Based off of low-dose computed tomography (LDCT) assessment, an emerging radiomic model may provide enhance prognostic capabilities for predicting high-risk lung adenocarcinoma (LUAD), according to newly published research.
For the multicenter retrospective study, recently published in Academic Radiology, researchers developed and compared radiomic and radiographic models using data from 658 patients with LUAD.
In external validation testing, the study authors found that the radiomic model offered a 93.8 percent area under the curve (AUC) for predicting high-risk LUAD in comparison to 88 percent for the radiographic model.
In addition to higher sensitivity (79.1 percent vs. 76.7 percent) and negative predictive value (86.6 percent vs. 83.6 percent), the radiomic model provided over 10 percent higher specificity (89.2 percent vs. 78.5 percent) and over 12 percent higher positive predictive value (82.9 percent vs. 70.2 percent), according to the researchers.
“These findings suggested the LDCT-based radiomic score … was a potential non-invasive biomarker to predict the high-risk LUADs and might provide guidance for personalized clinical decision-making of part-solid and solid nodules during lung cancer screening,” wrote study co-author Jieke Lu, M.D., who is affiliated with the Department of Radiology with the Sichuan Clinical Research Center for Cancer at the Sichuan Cancer Hospital and Institute in Chengdu, China, and colleagues.
The researchers said the radiomic model included three texture features with an emphasis on gray-level intensity. The GLCM_Correlation feature, reflecting linear dependency of gray-level values on respective voxels, was associated with a nearly 2.7-fold higher likelihood for the development of high-risk LUAD, according to the study authors.
Three Key Takeaways
1. Enhanced predictive accuracy. The radiomic model based on low-dose CT (LDCT) demonstrated superior prognostic performance for identifying high-risk lung adenocarcinoma (LUAD) compared to traditional radiographic models, with a higher AUC (93.8 percent vs. 88 percent), specificity, and positive predictive value.
2. Non-invasive biomarker. The LDCT-based radiomic score shows promise as a non-invasive biomarker, aiding personalized clinical decision-making for patients with part-solid and solid lung nodules during lung cancer screening.
3. Insights into radiomic texture features. Radiomic texture features, such as GLCM_Correlation and GLSZ_SmallAreaEmphasis, may provide insights into tumor heterogeneity and phenotypes of high-risk LUAD that traditional radiographic methods cannot capture.
Similarly, the study authors found that the GLDM_LargeDependenceHighGrayLevelEmphasis feature (measurement of joint distribution of large dependence of small size zones) and GLSZ_SmallAreaEmphasis feature (measuring distribution of small size zones) were associated with nearly 3.5-fold higher and over fourfold higher likelihoods, respectively, for LUAD occurrence.
“All these texture features provided a measure of tumor heterogeneity, which might capture the distinct phenotypes of the high-risk LUADs that could not be described through traditional radiographic features,” added Lu and colleagues.

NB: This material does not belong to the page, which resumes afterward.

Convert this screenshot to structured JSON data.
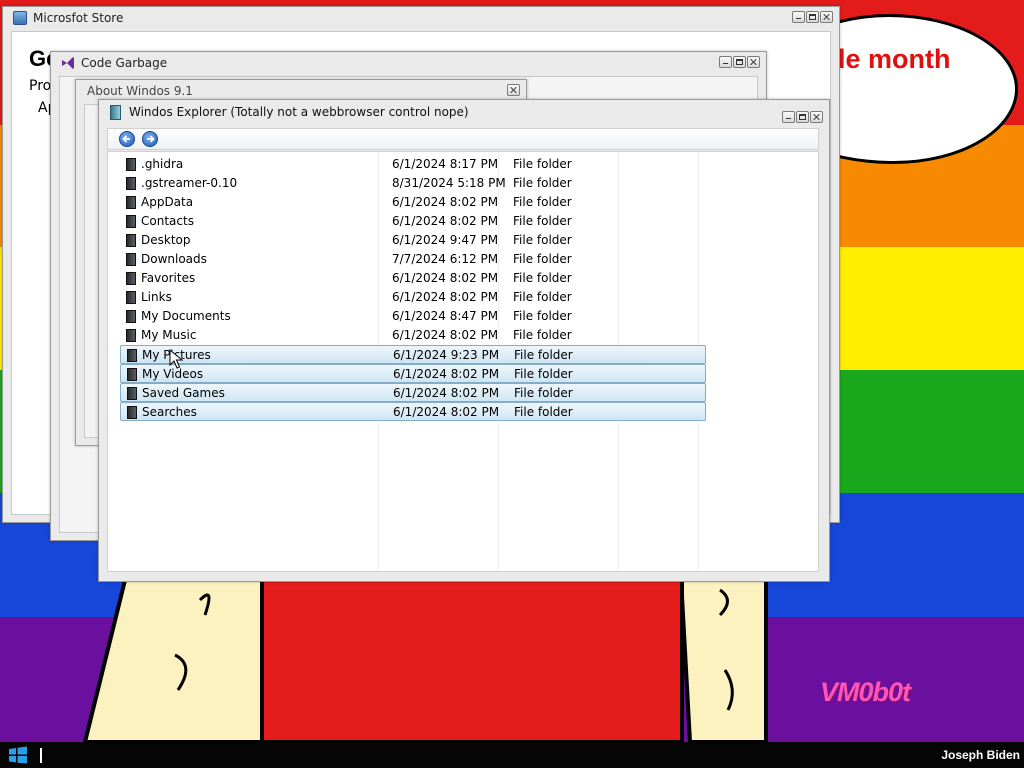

(Editor’s note: For related content, see “CT Study Links Better Five-Year Prognosis with Minor Ground Glass Opacity Component in NSCLC Lung Nodules,” “Can Deep Learning Models Improve CT Differentiation of Small Solid Pulmonary Nodules?” and “AI Adjudication Bolsters Chest CT Assessment of Lung Adenocarcinoma.”)
In regard to study limitations, the authors acknowledged possible patient selection bias with the retrospective study. In addition to noting a relatively small sample size for development and validation of the radiomics model, the researchers emphasized the need for large-scale prospective studies to determine the applicability of the radiomics model to standard-dose CT or LDCT data derived from different acquisition criteria and scanners.